FileMaker-gegevensbronnen bewerken
Een FileMaker-gegevensbron slaat de bestandspaden op waarin FileMaker Pro zoekt om toegang te krijgen tot een tabel, script of invoerlijst in een ander FileMaker-bestand.
Raadpleeg Verbinding maken met externe gegevensbronnen voor meer informatie over het toevoegen van een FileMaker-gegevensbron.
Zo bewerkt u een FileMaker-gegevensbron:
-
Kies Bestand > Beheren > Externe gegevensbronnen.
-
Selecteer de FileMaker-gegevensbron in de lijst en klik op Bewerken.
-
U kunt de naam van de gegevensbron wijzigen, het bestandspad bewerken of een ander bestand aan de lijst met bestandspaden toevoegen.
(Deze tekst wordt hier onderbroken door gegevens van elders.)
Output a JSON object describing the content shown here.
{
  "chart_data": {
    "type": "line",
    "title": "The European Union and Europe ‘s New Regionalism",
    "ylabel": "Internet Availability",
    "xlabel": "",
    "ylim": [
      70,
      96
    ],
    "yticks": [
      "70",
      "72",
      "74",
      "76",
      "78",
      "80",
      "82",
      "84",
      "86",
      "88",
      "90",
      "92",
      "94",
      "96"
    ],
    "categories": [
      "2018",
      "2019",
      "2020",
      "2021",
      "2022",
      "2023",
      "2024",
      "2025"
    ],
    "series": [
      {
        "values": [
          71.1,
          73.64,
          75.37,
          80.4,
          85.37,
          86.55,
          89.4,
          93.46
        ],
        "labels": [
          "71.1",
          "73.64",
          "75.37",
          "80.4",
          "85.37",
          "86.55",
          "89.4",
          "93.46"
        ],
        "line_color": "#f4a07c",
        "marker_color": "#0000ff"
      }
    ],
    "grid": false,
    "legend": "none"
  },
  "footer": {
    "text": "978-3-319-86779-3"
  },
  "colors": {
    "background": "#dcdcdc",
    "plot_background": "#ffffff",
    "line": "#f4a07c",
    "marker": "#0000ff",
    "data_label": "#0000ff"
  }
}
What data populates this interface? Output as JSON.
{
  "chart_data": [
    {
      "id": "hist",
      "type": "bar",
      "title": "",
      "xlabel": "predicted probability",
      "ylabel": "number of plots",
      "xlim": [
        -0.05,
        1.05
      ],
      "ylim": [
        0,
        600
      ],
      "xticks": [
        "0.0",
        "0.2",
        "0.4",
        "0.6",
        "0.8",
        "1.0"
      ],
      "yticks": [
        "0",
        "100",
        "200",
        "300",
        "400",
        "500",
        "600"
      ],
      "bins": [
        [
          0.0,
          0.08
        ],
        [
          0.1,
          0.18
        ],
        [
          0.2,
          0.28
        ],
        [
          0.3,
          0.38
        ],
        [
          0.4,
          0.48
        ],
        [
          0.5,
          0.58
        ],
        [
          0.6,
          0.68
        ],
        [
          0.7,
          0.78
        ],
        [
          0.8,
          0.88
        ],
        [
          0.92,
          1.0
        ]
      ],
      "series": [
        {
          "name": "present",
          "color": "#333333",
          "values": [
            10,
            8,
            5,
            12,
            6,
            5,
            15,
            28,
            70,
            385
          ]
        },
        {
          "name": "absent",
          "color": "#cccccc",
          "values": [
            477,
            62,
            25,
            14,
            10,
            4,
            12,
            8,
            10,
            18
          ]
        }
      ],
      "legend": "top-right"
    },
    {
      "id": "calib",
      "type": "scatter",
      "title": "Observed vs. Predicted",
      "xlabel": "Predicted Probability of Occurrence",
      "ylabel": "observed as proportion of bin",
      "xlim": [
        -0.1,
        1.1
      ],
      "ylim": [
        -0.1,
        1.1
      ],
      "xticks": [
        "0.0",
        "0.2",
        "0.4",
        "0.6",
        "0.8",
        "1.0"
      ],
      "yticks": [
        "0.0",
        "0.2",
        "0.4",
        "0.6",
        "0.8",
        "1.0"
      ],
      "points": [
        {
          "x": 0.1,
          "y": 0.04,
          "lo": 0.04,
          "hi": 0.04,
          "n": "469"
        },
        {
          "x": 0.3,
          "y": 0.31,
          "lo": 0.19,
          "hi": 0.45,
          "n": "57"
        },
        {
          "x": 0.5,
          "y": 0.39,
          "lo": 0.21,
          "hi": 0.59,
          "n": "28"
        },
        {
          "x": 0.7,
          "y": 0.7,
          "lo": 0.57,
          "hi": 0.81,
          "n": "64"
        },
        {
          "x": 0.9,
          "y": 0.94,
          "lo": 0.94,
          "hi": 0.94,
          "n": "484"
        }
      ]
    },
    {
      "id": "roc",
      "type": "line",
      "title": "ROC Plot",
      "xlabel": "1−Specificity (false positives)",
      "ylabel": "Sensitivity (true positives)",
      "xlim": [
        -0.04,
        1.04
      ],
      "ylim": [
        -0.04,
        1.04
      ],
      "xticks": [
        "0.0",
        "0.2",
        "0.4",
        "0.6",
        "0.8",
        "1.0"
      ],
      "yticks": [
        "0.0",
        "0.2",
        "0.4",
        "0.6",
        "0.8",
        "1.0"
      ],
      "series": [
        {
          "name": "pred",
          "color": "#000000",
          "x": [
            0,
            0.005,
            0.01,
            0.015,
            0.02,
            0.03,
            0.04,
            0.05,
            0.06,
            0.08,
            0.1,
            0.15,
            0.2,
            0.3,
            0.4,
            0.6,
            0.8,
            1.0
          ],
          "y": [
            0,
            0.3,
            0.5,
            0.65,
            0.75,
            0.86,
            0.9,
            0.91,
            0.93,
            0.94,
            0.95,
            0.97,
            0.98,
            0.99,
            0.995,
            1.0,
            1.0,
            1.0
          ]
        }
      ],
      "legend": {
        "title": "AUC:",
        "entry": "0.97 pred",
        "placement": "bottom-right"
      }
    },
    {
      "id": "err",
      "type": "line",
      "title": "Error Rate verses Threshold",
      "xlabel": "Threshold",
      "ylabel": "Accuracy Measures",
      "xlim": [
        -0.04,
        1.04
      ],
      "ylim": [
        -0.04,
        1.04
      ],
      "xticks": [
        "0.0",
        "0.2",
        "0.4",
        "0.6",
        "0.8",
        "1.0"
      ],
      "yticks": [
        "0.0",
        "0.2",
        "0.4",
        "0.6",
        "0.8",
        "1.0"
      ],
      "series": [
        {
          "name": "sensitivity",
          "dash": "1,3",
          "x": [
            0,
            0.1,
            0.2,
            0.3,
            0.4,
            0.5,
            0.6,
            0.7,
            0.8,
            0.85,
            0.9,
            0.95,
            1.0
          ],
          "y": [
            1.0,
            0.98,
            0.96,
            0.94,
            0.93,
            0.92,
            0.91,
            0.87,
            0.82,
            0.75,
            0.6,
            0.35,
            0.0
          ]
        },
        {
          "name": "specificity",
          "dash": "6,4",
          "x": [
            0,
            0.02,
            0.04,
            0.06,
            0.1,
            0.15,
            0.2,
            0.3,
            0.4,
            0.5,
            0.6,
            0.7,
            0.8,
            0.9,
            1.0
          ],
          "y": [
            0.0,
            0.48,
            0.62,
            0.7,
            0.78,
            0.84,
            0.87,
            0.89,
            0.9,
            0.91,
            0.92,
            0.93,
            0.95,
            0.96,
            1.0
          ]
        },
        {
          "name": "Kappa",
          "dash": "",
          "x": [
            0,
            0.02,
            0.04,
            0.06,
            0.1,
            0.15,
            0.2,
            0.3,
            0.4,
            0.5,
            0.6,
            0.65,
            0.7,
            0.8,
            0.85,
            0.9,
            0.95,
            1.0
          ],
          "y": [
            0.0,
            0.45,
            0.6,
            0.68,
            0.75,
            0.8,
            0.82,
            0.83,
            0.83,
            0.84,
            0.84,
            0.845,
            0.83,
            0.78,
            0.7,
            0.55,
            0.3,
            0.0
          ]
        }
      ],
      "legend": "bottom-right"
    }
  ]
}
Bestandspaden kunnen als tekst worden bewerkt. Elke FileMaker-gegevensbron kan bestaan uit een of meer bestandspaden, gescheiden door regelteruglooptekens. Raadpleeg Bestandspaden maken.
Opmerkingen
-
In tal van dialoogvensters kunt u ervoor kiezen om bestaande gegevensbronnen te kiezen of zo nodig nieuwe gegevensbronnen te maken. Zo kunt u in het dialoogvenster Invoerlijst bewerken een gegevensbronverwijzing opgeven naar een ander FileMaker-bestand dat een invoerlijst bevat waartoe u toegang wilt krijgen.
-
Als u bestandsextensies toevoegt of verwijdert, moet u de gegevensbronverwijzingen voor gerelateerde bestanden en bestanden met externe scripts opnieuw opgeven.
-
Gebruik de volgende tekens als scheidingstekens in een lijst met bestandspaden: "/", ":", of regelterugloopteken.
-
Gebruik geen sterretje (*) als jokerteken in netwerkpaden omdat dit het FileMaker-netwerkverkeer vertraagt. Vervang een asterisk door het overeenkomstige IP-adres, indien dat mogelijk is.
-
Variabelen worden ondersteund in verwijzingen naar FileMaker-gegevensbronnen. Stel de variabele in voordat toegang wordt gekregen tot iets dat de verwijzing gebruikt. Zodra de verwijzing is omgezet, wordt die niet gewijzigd als de variabele wordt gewijzigd.
-
Gegevensbronverwijzingen gelden alleen voor andere FileMaker Pro-bestanden of voor ODBC-DSN's. Verwijzingen naar andere bestanden, zoals afbeeldingen, zijn bestandspaden.